Официантка посмотрела на него так, словно собиралась ответить: «Я приносила холодное, а вы его сами нагрели!» – но, к счастью, лишь буркнула «простите» и унесла кружку. Петр проводил взглядом ее длинные ноги и снова заговорил со мной:

– Итак, вернемся к нашим енотам: скажи-ка, почему тебя так обидела моя теория походок?

– Не знаю. Наверно потому, что я подумываю бросить живопись.

Петр снова засмеялся, обнажив свои идеальные зубы.

– Чего смешного-то? – спросил я.

– Ты просто ходячее клише!

– В смысле?

– Сколько лет я тебя знаю? Шесть? Восемь? Ты постоянно нудишь, что хочешь все бросить. Старая песня. Ты как тот ленивый разжиревший муж: он устал от жены, но никуда не уходит, потому что это слишком накладно; да и некуда идти.

(Я хотел рассказать Петру, что разучился рисовать; что уже год моя рука вместо лиц выводит рожи. Что мне снятся кошмары, в которых я отчаянно прячусь от человека в красной майке. Я хотел признаться во всем, но передумал. А смысл? Ну что он мне скажет? «Держись, друг»? «Это пройдет»? Тьфу! Детский лепет.)

– Знаю-знаю, – сказал я. – Здесь проблема в другом: раньше я брался за кисть из гордости, потому что думал, что отражаю суть вещей, потом – просто от скуки; а теперь – надоело. И не надо хихикать, я серьезно. Вот, взгляни на Икара, – я кивнул на картину. – Брейгель был катастрофически прав: не важно, какие ты создал крылья, потому что результат один: утонешь – а всем будет плевать.

Петр покачал головой.

– Ох, как же тебе себя жалко. Бедный ты бедный.

– Иди в жопу.

– Пойми: самое опасное для художника – стать философом. К тому же именно эта картина и опровергает твои слова. Потому что она натолкнула тебя на мысль о незамеченном подвиге – а значит, она все-таки обладает силой, в ней зашифровано послание. В этом ведь суть искусства: оно превращает путаницу в узор.

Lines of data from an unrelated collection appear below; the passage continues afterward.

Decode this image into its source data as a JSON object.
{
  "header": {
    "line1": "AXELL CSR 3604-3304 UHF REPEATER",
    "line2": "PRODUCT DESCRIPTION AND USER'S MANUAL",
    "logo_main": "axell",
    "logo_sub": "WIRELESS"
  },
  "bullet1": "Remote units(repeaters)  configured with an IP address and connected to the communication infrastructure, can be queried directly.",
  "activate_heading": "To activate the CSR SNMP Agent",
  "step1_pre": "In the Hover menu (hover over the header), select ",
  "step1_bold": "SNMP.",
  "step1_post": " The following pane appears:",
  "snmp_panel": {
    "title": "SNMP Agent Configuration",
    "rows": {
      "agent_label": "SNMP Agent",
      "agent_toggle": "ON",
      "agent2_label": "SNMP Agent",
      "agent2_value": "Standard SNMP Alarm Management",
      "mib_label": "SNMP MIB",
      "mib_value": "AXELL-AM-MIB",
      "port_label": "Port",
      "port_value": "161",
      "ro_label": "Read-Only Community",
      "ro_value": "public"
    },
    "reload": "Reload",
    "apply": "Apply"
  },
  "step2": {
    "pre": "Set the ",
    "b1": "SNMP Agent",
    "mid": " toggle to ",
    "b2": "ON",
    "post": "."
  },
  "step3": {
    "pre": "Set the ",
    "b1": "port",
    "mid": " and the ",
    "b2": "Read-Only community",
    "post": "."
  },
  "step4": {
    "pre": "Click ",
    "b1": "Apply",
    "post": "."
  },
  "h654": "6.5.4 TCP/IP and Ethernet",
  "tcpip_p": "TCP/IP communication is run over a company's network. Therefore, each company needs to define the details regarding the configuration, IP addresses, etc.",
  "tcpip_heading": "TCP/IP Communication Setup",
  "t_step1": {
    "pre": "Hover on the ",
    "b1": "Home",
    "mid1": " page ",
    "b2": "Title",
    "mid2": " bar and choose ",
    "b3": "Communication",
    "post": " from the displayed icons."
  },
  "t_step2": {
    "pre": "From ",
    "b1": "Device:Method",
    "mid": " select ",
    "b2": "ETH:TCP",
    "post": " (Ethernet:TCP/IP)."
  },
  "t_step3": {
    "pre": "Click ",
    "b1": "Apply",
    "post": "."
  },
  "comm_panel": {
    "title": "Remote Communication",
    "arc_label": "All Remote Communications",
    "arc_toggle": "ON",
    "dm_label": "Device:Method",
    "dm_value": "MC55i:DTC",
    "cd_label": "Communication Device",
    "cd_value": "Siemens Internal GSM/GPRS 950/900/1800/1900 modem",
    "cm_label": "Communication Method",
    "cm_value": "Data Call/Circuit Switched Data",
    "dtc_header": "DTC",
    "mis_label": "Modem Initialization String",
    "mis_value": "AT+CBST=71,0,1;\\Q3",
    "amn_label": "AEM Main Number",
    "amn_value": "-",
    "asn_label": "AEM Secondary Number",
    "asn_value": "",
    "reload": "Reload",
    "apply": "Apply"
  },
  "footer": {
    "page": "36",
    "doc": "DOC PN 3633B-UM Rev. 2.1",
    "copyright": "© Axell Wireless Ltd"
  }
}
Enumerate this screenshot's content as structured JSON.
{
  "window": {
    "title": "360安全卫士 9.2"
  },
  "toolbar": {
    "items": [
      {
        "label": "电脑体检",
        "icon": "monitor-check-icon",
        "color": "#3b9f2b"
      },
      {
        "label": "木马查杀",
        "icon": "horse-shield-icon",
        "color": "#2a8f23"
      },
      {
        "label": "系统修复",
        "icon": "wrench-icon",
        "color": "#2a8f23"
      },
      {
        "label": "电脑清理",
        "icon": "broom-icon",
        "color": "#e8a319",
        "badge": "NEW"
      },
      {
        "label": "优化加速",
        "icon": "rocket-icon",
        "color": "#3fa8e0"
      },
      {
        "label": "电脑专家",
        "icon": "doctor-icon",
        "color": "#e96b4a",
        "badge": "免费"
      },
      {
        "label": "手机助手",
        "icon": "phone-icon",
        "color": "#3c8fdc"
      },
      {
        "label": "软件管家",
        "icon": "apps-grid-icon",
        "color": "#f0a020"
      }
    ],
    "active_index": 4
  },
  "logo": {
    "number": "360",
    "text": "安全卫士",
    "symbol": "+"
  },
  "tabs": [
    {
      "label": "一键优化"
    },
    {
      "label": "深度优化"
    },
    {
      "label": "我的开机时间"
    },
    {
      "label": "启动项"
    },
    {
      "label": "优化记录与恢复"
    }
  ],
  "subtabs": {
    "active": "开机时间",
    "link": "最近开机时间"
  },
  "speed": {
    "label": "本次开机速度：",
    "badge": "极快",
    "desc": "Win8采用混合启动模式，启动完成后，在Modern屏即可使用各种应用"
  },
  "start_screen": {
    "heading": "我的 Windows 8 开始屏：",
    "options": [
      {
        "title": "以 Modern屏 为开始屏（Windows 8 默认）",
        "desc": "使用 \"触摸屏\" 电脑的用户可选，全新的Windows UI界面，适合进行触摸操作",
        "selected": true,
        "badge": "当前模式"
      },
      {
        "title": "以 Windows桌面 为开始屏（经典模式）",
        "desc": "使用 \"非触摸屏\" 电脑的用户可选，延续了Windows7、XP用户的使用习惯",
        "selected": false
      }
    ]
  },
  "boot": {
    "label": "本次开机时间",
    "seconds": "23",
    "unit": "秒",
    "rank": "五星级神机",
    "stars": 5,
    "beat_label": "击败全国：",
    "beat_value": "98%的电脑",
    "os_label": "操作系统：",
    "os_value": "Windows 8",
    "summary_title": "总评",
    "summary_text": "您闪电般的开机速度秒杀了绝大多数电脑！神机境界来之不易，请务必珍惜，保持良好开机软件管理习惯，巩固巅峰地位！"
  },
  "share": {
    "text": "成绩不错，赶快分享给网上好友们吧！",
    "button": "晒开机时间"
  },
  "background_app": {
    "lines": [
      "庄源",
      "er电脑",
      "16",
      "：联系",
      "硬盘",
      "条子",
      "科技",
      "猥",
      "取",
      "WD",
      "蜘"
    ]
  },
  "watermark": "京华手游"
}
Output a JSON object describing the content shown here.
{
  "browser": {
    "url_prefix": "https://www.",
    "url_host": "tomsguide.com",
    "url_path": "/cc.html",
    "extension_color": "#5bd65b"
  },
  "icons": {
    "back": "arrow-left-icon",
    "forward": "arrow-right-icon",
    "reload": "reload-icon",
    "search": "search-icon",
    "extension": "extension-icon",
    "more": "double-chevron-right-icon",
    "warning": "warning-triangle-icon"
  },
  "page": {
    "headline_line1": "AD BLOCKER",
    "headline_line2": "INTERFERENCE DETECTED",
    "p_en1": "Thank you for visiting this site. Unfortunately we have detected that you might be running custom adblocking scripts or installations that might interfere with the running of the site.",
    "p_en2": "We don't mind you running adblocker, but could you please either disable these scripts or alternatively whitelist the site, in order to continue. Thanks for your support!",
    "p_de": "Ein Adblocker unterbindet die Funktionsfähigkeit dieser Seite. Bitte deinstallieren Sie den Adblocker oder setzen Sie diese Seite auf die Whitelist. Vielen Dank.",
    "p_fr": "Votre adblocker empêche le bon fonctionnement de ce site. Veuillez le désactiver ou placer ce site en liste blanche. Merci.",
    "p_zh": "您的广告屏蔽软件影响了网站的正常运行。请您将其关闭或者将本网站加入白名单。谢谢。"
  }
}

– Не совсем так. Оно создает иллюзию узора – и только. Путаница никуда не исчезает.

Петр отмахнулся.

– Те же китайцы – только в профиль.

– Яйца.

– Что?

– Правильно говорить: «те же яйца», а ни «китайцы».

– О Господи, хватит занудствовать! Слушай меня ушами, потому что я устал повторять: мне – неинтересно – твое – нытье!